Supporters of ocean-based fish farming acknowledge there have been some poorly run operations, but they say that better species awareness, improved gear, sustainable feed and smart siting locations can reduce the risk of environmental harm.
Ocean farmers note that many Indigenous peoples have cultivated and harvested coastal resources for millennia. In Hawaii, islanders built distinctive rock-walled fishponds in tidal areas that contributed greatly to local food supplies.
In more recent years, Hawaiians seeking to restore historic ponds found that their cultural practice was now blocked by an overwhelming regulatory system. Locals working to restore one pond site spent 20 years trying to obtain the 17 different permits they needed.
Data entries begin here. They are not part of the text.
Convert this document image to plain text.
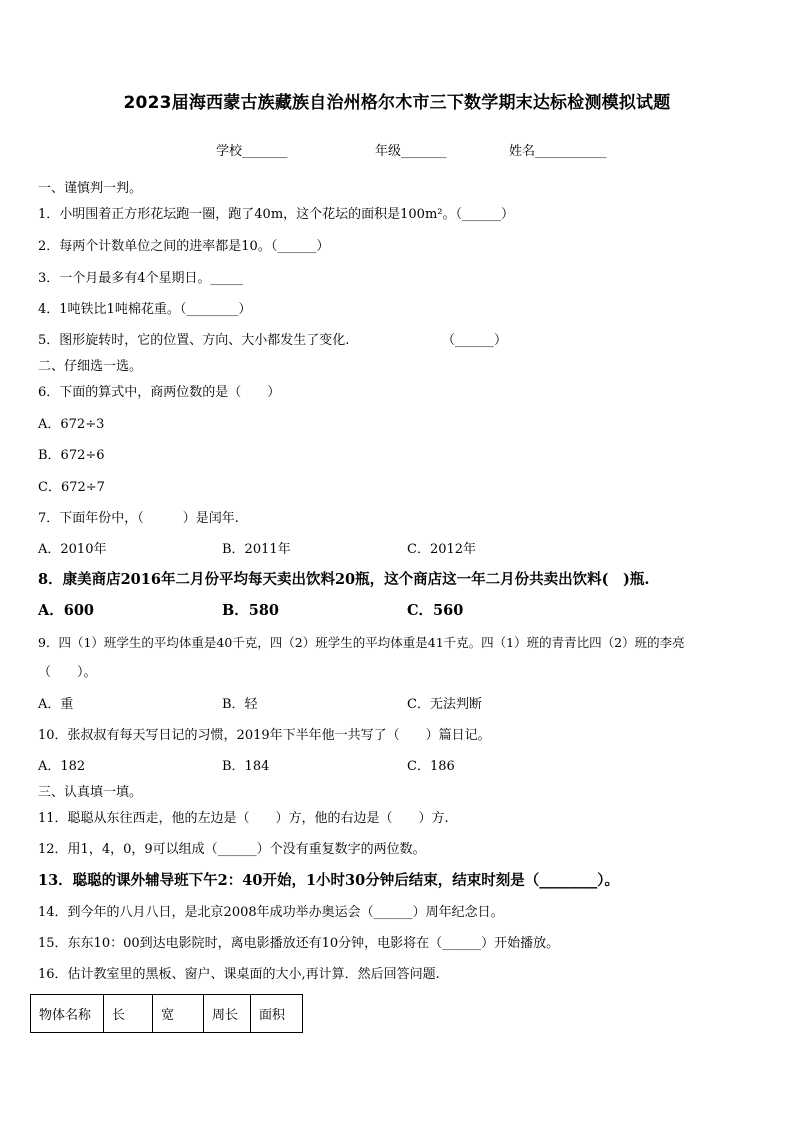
2023届海西蒙古族藏族自治州格尔木市三下数学期末达标检测模拟试题
学校_______	年级_______	姓名___________
一、谨慎判一判。
1．小明围着正方形花坛跑一圈，跑了40m，这个花坛的面积是100m²。（______）
2．每两个计数单位之间的进率都是10。（______）
3．一个月最多有4个星期日。_____
4．1吨铁比1吨棉花重。（________）
5．图形旋转时，它的位置、方向、大小都发生了变化.	（______）
二、仔细选一选。
6．下面的算式中，商两位数的是（　　）
A．672÷3
B．672÷6
C．672÷7
7．下面年份中，（　　　）是闰年.
A．2010年	B．2011年	C．2012年
8．康美商店2016年二月份平均每天卖出饮料20瓶，这个商店这一年二月份共卖出饮料(　)瓶.
A．600	B．580	C．560
9．四（1）班学生的平均体重是40千克，四（2）班学生的平均体重是41千克。四（1）班的青青比四（2）班的李亮
（　　）。
A．重	B．轻	C．无法判断
10．张叔叔有每天写日记的习惯，2019年下半年他一共写了（　　）篇日记。
A．182	B．184	C．186
三、认真填一填。
11．聪聪从东往西走，他的左边是（　　）方，他的右边是（　　）方.
12．用1，4，0，9可以组成（______）个没有重复数字的两位数。
13．聪聪的课外辅导班下午2：40开始，1小时30分钟后结束，结束时刻是（________）。
14．到今年的八月八日，是北京2008年成功举办奥运会（______）周年纪念日。
15．东东10：00到达电影院时，离电影播放还有10分钟，电影将在（______）开始播放。
16．估计教室里的黑板、窗户、课桌面的大小,再计算．然后回答问题.
物体名称	长	宽	周长	面积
“They had the community support, they had the grants, they had everything, and they just couldn’t get through the process,” said Michael Cain, acting administrator of the state Office of Conservation and Coastal Lands.
In 2011, Cain joined a team of state regulators tasked with streamlining that process, creating a single statewide permit to encompass much of the previous paperwork. Permits now are issued in about 17 days, he said.
“The permitting process was so onerous and expensive that many folks just didn’t want to start,” said Brenda Asuncion, who leads fishpond restoration efforts with Kuaʻāina Ulu ‘Auamo, a community group focused on island ecosystems and culture. “[The changes] have really helped to facilitate people doing restoration work.”
Asuncion’s group has about 60 fishponds in its network in various stages of restoration.
In Alaska, tribal peoples have long used kelp to harvest herring spawn, supplement meals and make nutrient cakes. The Native Conservancy, a Cordova-based, Indigenous-led land conservancy, is aiming to foster 100 Native-owned kelp farms over 2,000 acres of ocean within 10 years.
“Honor the Indigenous people’s right to the land and ocean near them.”
“A lot of people have left the villages because they just can’t make a living,” said Dune Lankard, the group’s president and founder. “We hope this industry will help relocalize individuals that were lost to the seafood industry.”
The Native Conservancy has helped seven private kelp farmers procure permits, and it’s also set up a commercial farm and nine test sites of its own. The group is supporting another 10 farmers who are seeking permits.
Lankard said state officials should give priority to tribes and Native people seeking to restore traditional cultural practices. He cautioned that the fast-growing industry could create another “land rush,” in which large corporations from out of state build massive farms in the waters surrounding Native villages.
“Honor the Indigenous people’s right to the land and ocean near them,” he said. “Let us be the stewards and guardians that we’re capable of being.”